Problem Solving

In the diagram, no matter how you go from X to Y, it's going to take you five steps, and every path will have two steps going East, and three steps going North. So you can think of a path as a 'word' containing 2 E's and 3 N's. That is, if you go east twice then north three times, we can think of that path as the 'word' EENNN. So the number of paths in the diagram is just equal to the number of 5-letter words you can make using 2 E's and 3 N's. That's just 5C2 = 10, and you can generalize this to any size grid.

mrsmarthi wrote:

Ian Stewart wrote:So the number of paths in the diagram is just equal to the number of 5-letter words you can make using 2 E's and 3 N's. That's just 5C2 = 10, and you can generalize this to any size grid.

Shouldn't this be permutation with repitions of 2 and 3 ie 5!/(2! * 3!) because E and N are repeated 2 and 3 times respecitively?

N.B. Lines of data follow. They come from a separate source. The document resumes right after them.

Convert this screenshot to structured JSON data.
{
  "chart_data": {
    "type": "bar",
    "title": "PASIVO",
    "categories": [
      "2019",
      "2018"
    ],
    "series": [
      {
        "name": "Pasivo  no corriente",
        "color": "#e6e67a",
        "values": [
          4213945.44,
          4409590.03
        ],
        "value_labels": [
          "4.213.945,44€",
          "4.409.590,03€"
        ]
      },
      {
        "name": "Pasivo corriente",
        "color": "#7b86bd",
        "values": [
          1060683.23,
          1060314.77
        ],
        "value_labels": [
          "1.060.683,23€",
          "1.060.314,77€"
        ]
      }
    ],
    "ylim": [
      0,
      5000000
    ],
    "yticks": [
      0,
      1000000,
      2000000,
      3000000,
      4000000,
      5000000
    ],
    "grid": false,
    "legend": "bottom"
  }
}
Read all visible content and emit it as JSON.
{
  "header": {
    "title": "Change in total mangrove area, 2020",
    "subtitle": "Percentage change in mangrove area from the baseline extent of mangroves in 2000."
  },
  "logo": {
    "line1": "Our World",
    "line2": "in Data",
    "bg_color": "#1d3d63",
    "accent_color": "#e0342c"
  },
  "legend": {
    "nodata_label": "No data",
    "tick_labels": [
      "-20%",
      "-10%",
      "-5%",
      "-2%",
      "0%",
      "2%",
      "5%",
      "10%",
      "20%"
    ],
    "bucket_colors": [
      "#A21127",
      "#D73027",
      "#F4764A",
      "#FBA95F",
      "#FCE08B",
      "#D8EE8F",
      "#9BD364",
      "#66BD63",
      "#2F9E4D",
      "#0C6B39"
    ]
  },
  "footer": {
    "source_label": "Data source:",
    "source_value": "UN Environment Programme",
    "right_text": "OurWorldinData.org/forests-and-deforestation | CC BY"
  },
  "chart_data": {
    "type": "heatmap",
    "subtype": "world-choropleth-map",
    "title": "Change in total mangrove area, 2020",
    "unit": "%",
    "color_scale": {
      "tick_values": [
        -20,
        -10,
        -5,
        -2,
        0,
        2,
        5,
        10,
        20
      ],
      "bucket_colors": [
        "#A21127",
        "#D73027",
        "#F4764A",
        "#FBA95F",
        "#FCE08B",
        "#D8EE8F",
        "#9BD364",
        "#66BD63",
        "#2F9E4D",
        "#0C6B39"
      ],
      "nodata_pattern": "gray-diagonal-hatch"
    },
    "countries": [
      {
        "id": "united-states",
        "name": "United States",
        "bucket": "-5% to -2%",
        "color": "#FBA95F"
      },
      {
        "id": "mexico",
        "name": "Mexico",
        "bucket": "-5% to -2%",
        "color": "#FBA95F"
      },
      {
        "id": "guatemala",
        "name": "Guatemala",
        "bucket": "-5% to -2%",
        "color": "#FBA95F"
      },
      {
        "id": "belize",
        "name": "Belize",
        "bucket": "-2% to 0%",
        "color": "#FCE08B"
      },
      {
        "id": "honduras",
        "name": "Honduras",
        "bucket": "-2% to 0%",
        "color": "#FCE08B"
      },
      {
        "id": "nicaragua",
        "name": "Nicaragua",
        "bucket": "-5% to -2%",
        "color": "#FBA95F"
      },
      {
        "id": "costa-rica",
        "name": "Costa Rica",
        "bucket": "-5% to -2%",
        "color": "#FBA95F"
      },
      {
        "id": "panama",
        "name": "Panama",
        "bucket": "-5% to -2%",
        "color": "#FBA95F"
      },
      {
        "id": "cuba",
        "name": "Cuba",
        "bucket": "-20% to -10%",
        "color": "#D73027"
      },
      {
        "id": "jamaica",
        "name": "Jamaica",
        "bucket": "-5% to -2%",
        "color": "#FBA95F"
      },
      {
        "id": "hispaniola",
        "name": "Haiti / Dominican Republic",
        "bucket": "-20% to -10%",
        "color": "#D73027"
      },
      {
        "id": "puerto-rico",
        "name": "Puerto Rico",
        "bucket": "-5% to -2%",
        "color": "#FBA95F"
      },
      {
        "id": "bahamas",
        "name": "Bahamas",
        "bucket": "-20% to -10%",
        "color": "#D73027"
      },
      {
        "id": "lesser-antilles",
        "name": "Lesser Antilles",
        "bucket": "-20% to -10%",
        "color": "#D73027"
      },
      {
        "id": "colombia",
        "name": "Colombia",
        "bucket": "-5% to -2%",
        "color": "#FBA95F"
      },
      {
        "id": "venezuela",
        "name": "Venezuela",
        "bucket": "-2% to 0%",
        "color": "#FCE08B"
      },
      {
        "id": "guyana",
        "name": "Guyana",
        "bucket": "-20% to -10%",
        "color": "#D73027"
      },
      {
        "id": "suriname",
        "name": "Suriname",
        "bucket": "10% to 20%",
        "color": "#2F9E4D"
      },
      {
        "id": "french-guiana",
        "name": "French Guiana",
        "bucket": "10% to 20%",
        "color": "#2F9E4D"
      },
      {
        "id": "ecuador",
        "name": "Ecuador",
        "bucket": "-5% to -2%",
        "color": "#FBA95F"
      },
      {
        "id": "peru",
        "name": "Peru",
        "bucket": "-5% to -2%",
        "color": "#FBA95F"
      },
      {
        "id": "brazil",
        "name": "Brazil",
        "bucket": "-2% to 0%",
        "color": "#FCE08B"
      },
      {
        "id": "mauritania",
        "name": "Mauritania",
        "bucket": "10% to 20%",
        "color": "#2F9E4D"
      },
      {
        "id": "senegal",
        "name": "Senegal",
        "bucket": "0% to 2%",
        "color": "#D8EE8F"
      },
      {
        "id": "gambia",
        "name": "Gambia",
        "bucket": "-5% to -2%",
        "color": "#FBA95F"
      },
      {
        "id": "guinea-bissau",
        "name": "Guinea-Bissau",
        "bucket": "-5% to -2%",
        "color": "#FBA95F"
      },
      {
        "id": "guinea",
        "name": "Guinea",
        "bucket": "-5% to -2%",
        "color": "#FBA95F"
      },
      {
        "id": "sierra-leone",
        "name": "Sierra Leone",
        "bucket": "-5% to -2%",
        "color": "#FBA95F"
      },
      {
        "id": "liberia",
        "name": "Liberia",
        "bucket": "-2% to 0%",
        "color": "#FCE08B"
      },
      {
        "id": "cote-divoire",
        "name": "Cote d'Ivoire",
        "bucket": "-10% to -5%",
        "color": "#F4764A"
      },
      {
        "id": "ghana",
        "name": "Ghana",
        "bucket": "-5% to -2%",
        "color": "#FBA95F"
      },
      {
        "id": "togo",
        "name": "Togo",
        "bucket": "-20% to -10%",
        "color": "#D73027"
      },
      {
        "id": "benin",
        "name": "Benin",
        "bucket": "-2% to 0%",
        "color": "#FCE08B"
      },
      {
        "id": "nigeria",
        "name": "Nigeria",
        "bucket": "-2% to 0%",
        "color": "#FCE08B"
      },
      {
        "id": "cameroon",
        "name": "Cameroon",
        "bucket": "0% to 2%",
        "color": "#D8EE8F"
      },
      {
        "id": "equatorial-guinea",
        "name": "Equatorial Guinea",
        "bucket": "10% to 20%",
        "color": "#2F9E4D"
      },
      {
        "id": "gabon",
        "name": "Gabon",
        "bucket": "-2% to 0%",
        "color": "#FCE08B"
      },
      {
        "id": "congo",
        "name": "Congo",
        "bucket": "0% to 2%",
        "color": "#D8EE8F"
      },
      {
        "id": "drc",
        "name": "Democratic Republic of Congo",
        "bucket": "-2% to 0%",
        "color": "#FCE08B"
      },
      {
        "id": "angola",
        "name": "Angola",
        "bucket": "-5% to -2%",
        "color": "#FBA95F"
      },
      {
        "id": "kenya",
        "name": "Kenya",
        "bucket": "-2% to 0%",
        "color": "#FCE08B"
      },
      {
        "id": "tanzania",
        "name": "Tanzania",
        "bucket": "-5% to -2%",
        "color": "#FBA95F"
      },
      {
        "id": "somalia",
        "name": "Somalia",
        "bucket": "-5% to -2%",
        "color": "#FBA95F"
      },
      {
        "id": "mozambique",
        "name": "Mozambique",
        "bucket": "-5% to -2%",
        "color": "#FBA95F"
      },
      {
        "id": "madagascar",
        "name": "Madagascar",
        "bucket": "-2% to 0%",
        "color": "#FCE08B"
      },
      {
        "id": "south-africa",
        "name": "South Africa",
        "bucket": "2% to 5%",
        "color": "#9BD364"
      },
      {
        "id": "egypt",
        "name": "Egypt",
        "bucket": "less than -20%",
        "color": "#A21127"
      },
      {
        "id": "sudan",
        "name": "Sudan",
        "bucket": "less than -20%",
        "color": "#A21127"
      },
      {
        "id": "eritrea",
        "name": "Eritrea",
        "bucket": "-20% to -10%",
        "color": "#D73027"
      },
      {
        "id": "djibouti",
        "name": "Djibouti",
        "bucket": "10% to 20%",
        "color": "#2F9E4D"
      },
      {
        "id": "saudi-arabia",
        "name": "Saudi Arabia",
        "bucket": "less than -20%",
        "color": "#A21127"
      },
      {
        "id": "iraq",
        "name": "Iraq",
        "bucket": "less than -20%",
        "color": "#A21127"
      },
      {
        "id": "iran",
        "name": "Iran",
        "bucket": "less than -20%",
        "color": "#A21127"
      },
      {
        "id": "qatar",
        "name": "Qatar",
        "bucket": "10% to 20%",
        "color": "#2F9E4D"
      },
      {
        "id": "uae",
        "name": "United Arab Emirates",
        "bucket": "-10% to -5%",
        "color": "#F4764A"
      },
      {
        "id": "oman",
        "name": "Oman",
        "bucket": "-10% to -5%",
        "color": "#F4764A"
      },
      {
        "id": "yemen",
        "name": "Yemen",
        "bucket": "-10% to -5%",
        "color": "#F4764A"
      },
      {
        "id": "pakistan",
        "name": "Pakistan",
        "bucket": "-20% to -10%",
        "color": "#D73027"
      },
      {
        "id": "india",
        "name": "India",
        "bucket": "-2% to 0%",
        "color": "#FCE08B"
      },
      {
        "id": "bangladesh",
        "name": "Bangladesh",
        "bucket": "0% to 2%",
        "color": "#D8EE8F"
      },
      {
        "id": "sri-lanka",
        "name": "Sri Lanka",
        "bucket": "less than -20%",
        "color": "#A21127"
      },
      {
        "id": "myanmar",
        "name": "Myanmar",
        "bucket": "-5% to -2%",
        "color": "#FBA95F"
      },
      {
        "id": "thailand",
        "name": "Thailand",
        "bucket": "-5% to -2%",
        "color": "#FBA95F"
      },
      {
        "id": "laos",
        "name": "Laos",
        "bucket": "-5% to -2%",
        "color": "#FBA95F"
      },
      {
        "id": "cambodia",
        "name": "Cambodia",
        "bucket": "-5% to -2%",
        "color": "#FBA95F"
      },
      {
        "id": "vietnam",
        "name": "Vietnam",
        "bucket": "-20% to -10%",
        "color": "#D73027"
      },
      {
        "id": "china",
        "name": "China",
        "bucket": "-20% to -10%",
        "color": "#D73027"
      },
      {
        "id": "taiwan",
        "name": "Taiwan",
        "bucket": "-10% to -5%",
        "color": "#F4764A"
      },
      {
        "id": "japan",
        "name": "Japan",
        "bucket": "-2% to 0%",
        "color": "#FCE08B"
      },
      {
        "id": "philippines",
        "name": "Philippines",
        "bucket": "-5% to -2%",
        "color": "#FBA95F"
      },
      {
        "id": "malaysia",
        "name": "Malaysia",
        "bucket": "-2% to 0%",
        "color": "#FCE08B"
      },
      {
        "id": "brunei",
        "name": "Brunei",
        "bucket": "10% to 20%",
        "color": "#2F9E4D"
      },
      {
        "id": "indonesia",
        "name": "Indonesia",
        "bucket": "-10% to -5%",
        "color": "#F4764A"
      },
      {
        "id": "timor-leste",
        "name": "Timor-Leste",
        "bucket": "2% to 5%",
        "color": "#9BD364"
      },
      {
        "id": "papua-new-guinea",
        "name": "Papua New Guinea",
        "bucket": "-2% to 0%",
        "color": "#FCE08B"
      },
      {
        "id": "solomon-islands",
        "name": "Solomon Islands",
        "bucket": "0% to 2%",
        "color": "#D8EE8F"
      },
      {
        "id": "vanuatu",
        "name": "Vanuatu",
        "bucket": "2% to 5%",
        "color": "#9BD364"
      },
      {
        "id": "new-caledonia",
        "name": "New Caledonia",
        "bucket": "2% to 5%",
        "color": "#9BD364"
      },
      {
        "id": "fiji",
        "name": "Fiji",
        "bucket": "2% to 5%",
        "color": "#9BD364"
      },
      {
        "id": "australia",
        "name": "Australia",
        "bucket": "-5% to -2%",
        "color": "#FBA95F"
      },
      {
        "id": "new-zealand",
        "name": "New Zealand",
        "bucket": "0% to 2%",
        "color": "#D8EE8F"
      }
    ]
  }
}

I agree that answer is still 10.

Yes, those are two equivalent ways of looking at the problem. We can say 'we have five letters in our word, and we need to choose two of them to be the letter 'E' (so the remaining three letters will be 'N'), so the answer is 5C2'. Or we can use the formula you quote above, for counting the number of arrangements we can make of a set of letters when some letters are repeated. Both approaches will always give the same answer if you only have two different types of letter.